ムサフィールのライヴinアクロポリス

アクロポリス正面


金曜の夜、ムサフィール(Musafir)というインド(もうパキスタンに近い北西部ラジャスタンの砂漠が彼らの出身地)のロマのバンドをアクロポリスというライヴハウスに見に行った。
アクロポリスプラハ3区の、テレビ塔からすぐのところにある。そんなに広くはないが、ユッスー・ンドゥール(Youssou n'Dour)やラシッド・タハ(Rachid Taha)、最近ではティナリウェン(Tinariwen)などワールドミュージックのライヴを多くやっているところ。
もう8年も前になるけれど、大のお気に入りバンド、レ・ジノサン(Les innocents)のライヴに日本から1泊3日で見に行った、私にとっては思い出のライヴハウス
19時半、あたりが薄暗くなってきたころ会場に到着。もうかなりの人が集まっている。96年のチェコ国内デザインコンペティションで特別賞をとったという内装もさることながら、外観もご覧の通り(右上写真)、鮮やかな色合いですぐにわかる。
入口に貼られたムサフィールのライヴ告知ポスター

中はバーもテーブルもあってちゃんとした食事もできる。開演が30分程遅れたので、やはりビールを飲みながらまったり待つみなさん。。。階段や床に座ったりしてゆる〜い雰囲気です。

今晩に限らないけれど、ライヴの間、ステージ近く前の方では日本メーカーの本格的なカメラを持った人をたくさん見かける。デジカメ持参の人も多い。暗くてわかりにくいですが負けじと撮ったものを。。。

満席の中、印象的な楽器の数々と登場して客席を魅了する。バパンクという、太鼓に弦が1本張られた七変化の音が出る(話してるようにも感じる)楽器、ちょうどアコーディオンを床に置いて演奏するような鍵盤楽器、ハルモニウム(ダール)など初めて見る楽器ばかり。

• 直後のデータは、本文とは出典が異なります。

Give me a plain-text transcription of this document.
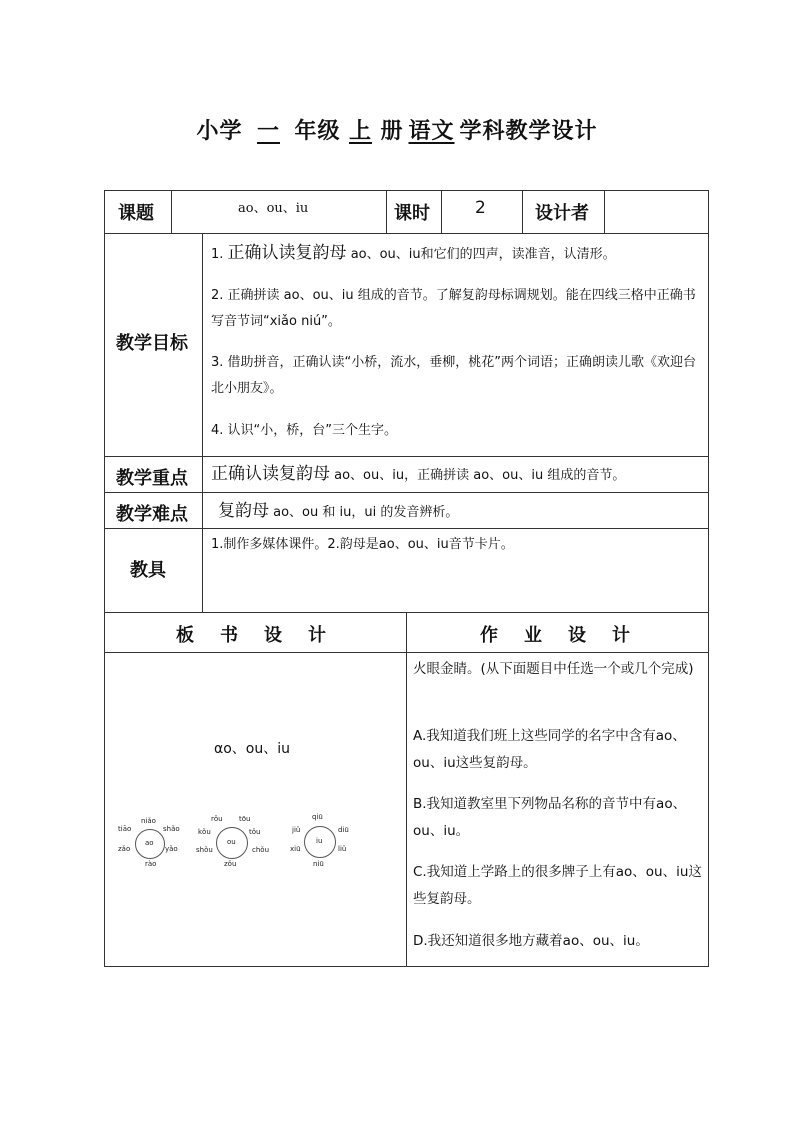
小学 一 年级 上 册 语文 学科教学设计
课题	ao、ou、iu	课时	2	设计者
教学目标
1. 正确认读复韵母 ao、ou、iu和它们的四声，读准音，认清形。
2. 正确拼读 ao、ou、iu 组成的音节。了解复韵母标调规划。能在四线三格中正确书写音节词“xiǎo niú”。
3. 借助拼音，正确认读“小桥，流水，垂柳，桃花”两个词语；正确朗读儿歌《欢迎台北小朋友》。
4. 认识“小，桥，台”三个生字。
教学重点 正确认读复韵母 ao、ou、iu，正确拼读 ao、ou、iu 组成的音节。
教学难点 复韵母 ao、ou 和 iu，ui 的发音辨析。
教具
1.制作多媒体课件。2.韵母是ao、ou、iu音节卡片。
板书设计	作业设计
αo、ou、iu
ao
niǎo
tiāo	shǎo
zǎo	yǎo
rào
ou
rǒu tōu
kǒu	tǒu
shǒu	chǒu
zǒu
iu
qiū
jiǔ	diū
xiū	liǔ
niū
火眼金睛。(从下面题目中任选一个或几个完成)
A.我知道我们班上这些同学的名字中含有ao、ou、iu这些复韵母。
B.我知道教室里下列物品名称的音节中有ao、ou、iu。
C.我知道上学路上的很多牌子上有ao、ou、iu这些复韵母。
D.我还知道很多地方藏着ao、ou、iu。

メンバーの一人が「音を聞くと砂漠を感じてもらえるでしょう」と言っていたけど、本当にエキゾチック。


タブラ(左の太鼓)、少し白い鍵盤が見えるとなりの四角い箱みたいなのはハルモニウム、そして縦に置いてある太鼓のようなのがバパンク。その隣に寝かして置いてあるのはチェロの倍音多くしたような弦楽器サーランギ。他にも縦笛を二本つなげたような、蛇使いっぽい音がする笛など。規則正しい、でもしばらくするとトランス状態になりそうな太鼓のリズムに、メロディを作る楽器群、さらに体の奥底からふり絞るような圧倒される声が重なって、まるでオペラのような。旦那いわく「ひどい風邪のとき、これを聞いたら治った」んだそう。なんだか念力みたいなものがたっぷり入っていそうで、わかる気がする。実際歌詞も雨乞いの内容だったりするのもあるらしい。
盛り上がってきたところに美しい衣装をまとったダンサー登場。お香の壷を頭にのせて踊ったり、ブリッジしたまま床に置いた指輪をまぶたの上にのせたり、自転車の車輪みたいなのを皿回しのように操ったりして、雑技団のような演目。成功するとやんやの喝采

…でも、どう見てもこの人、乙女な男の人としか思えない表情としなやかな腰つき。。。

ま、それはどうでもいいのだけど、約2時間のあいだイスラム千夜一夜物語のなかに入ったような不思議な感じだった。一番強い印象はやはり彼らの声。聞きながら、これゼッタイ楽譜に書けないよなぁ〜、習う人は耳で覚えていくんだろうけど大変そう…などといろいろと思いを馳せてみたり。ときどきピチカートファイヴの『マジック・カーペット・ライド』のイントロがぐるぐる回ったりしていた。。。こぶしのカンジが似てる…?
最後にメンバー&ダンサーの紹介が終わっても観客(インド人っぽい人もちらほらいた)からの拍手がなかなか鳴り止まず、メンバーが「ありがとう。でもこれが最期のライヴじゃないんだから…」と英語で挨拶。アンコールを1回やってお開きに。